Certainly, the financial industry has not tired of trying to mute ongoing government efforts to constrain and “de-risk” the system.

Insurance giant MetLife Inc. (MET) Tuesday said it would sue the U.S. government to prevent its designation as a “systemically important financial institution,” a category of “too-big-to-fail” companies that come under tougher capital requirements and other regulatory restrictions.

With Weiss pulling out of the running for the undersecretary’s role and taking a lesser position as counselor to Lew, the White House says it will conduct a broad search for another nominee.

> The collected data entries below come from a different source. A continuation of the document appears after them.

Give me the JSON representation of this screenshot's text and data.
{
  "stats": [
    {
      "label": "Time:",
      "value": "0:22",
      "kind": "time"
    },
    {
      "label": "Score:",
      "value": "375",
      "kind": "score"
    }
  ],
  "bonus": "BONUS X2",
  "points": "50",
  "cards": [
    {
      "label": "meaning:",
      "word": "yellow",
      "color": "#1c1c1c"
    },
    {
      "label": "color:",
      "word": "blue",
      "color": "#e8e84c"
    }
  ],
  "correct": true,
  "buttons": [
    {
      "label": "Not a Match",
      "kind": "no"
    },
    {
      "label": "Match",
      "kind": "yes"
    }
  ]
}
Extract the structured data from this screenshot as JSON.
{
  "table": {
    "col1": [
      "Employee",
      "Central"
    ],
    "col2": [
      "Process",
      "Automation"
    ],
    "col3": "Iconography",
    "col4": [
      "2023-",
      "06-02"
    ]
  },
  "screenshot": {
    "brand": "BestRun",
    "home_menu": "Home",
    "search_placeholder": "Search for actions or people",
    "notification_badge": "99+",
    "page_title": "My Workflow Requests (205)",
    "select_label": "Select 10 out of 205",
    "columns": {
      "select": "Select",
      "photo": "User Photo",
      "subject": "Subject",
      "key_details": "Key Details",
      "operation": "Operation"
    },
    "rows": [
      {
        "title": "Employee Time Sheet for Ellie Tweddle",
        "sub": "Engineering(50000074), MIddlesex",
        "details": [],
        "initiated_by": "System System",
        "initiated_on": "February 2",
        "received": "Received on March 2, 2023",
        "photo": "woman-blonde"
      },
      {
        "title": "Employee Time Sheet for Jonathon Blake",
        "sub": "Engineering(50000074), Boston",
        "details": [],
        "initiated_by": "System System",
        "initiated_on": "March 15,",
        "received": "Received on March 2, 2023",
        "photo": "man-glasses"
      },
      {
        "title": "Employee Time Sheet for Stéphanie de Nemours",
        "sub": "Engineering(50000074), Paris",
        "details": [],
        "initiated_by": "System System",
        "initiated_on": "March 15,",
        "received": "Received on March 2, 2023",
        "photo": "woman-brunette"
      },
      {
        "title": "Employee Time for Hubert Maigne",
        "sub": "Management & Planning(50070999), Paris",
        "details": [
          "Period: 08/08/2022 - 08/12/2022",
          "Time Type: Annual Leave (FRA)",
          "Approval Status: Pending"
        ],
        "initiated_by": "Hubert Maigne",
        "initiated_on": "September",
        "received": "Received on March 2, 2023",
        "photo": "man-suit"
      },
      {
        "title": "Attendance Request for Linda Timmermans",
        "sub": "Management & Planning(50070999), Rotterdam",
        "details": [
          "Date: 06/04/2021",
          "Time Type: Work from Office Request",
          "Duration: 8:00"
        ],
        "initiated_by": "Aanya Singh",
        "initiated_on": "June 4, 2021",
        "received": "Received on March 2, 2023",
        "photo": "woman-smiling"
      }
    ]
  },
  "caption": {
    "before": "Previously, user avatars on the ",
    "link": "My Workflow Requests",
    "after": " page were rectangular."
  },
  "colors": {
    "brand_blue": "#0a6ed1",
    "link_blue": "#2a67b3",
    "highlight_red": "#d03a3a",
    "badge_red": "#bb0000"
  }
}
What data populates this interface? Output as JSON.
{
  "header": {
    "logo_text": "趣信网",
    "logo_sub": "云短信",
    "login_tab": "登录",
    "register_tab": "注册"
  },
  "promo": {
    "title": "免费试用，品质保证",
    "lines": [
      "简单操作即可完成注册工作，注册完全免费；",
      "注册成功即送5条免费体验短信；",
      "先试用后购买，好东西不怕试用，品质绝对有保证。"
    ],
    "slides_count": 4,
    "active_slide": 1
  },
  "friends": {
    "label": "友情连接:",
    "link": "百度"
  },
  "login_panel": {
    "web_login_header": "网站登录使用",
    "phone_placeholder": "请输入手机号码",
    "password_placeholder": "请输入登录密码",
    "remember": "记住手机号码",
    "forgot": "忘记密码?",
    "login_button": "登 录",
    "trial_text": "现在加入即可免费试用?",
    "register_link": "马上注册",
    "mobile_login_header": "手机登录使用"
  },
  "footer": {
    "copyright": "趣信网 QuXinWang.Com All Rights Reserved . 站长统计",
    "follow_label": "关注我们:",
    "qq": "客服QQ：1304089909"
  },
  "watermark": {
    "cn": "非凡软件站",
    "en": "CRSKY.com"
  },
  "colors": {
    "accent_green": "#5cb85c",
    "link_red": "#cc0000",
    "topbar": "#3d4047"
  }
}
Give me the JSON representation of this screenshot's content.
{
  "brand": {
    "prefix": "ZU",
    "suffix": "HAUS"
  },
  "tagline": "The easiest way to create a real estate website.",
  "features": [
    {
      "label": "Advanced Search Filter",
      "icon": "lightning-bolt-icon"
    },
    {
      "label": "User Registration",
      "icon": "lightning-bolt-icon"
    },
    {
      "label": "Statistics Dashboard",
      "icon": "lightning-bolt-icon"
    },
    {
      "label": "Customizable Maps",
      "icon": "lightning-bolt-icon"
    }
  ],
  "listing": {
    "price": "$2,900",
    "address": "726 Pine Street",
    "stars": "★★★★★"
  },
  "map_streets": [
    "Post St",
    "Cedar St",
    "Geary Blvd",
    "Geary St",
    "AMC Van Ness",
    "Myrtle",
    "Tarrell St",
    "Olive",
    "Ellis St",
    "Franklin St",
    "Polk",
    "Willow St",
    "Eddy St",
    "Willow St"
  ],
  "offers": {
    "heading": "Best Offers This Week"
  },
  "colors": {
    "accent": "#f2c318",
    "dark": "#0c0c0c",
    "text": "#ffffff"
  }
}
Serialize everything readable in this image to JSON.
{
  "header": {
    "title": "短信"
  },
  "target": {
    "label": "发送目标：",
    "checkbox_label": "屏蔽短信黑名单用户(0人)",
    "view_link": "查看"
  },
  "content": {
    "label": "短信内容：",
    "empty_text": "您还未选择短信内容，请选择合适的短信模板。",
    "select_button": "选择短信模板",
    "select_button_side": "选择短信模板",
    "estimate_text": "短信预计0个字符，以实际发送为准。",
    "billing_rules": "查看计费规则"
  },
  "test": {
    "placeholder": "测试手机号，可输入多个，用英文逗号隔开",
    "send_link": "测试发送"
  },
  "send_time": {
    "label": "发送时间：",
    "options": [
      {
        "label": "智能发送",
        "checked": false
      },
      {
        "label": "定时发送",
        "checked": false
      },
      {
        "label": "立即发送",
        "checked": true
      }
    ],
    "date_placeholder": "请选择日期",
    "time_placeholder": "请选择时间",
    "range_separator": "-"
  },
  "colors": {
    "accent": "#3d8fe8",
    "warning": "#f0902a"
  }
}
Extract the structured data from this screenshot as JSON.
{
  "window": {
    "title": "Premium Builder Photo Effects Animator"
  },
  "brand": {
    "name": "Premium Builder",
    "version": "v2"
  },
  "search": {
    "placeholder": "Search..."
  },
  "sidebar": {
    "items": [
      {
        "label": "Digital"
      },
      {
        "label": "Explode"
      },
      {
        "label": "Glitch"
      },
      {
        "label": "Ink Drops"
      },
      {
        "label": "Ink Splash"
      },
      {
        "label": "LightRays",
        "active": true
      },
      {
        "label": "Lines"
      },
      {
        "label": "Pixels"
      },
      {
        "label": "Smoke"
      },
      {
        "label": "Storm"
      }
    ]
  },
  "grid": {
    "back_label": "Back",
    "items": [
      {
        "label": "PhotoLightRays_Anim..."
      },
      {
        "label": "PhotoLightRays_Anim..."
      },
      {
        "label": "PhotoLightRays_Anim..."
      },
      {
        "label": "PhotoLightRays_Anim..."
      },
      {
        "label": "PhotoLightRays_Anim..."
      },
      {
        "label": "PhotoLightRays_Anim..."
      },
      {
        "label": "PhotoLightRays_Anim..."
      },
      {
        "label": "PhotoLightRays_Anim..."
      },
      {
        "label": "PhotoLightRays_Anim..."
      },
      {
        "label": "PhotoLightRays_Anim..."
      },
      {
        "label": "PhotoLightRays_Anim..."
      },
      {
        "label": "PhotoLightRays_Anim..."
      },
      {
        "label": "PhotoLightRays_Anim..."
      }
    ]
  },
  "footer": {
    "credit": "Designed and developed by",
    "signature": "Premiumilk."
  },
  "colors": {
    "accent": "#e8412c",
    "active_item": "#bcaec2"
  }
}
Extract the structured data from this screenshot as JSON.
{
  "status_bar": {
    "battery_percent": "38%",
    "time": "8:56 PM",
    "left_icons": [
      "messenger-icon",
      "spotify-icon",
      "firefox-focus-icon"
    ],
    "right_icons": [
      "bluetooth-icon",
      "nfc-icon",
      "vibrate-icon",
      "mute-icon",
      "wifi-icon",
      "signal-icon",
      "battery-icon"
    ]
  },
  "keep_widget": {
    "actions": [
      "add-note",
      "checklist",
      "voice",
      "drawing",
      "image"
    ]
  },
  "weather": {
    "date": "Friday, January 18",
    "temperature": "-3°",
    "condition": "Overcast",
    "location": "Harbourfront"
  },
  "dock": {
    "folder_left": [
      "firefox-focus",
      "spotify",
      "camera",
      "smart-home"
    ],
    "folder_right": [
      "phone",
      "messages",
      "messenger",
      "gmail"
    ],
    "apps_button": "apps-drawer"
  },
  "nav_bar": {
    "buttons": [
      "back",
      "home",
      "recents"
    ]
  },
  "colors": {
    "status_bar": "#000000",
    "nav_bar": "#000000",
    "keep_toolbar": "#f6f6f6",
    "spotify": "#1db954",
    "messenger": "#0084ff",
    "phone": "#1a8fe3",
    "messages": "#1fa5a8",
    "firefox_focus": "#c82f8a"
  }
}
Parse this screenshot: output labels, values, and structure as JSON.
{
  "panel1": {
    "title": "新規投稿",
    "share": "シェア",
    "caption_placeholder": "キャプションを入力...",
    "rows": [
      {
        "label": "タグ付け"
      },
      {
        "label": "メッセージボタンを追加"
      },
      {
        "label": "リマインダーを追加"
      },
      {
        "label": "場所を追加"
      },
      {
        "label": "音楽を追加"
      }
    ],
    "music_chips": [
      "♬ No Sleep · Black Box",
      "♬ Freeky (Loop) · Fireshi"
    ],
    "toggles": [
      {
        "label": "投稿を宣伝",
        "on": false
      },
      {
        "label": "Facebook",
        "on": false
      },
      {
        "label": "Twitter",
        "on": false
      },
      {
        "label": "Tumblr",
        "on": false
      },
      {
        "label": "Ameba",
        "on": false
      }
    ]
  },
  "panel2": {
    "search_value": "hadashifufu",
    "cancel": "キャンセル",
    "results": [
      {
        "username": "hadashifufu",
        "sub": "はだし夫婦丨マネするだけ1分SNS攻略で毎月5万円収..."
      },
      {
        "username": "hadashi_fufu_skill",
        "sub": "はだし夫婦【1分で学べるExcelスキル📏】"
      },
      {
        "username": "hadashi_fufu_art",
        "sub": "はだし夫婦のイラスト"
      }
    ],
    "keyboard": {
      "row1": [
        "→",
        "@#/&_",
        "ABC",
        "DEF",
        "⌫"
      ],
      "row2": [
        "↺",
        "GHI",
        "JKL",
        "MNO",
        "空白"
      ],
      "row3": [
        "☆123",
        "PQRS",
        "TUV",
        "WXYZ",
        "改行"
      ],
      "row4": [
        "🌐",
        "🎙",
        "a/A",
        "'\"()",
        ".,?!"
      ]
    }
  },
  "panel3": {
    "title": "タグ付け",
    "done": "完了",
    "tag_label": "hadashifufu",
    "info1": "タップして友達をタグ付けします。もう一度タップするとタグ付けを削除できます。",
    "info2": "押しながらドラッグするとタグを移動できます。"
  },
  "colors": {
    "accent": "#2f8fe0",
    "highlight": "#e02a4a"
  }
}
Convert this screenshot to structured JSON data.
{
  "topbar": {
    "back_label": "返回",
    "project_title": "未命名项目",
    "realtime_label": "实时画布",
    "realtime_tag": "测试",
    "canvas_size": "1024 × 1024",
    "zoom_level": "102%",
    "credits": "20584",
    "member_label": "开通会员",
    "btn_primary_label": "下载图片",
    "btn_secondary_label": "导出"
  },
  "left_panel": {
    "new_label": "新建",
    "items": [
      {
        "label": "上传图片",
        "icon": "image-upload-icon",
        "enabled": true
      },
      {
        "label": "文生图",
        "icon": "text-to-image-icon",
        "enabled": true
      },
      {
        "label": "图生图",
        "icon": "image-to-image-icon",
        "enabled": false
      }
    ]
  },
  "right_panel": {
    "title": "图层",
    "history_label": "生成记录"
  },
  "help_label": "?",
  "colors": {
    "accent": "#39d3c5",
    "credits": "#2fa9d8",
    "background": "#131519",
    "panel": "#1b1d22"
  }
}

Part of this will involve deciding whether the administration wants a top banking regulator who knows Wall Street and speaks its language.

A look at the two-decade history of the undersecretary for domestic finance role shows that the majority of the dozen or so individuals to hold the job had an extensive background in finance. Some, though, came from the less-maligned asset management industry, such as the outgoing Mary Miller, who worked for many years at T. Rowe Price Inc. (TROW).

Others came from academia or within the executive branch or Federal Reserve. Chances are, a White House with broader domestic priorities will weigh a desire to propose a low-drama nominee with pleas from those still-powerful banks to nominate someone who understands their woes.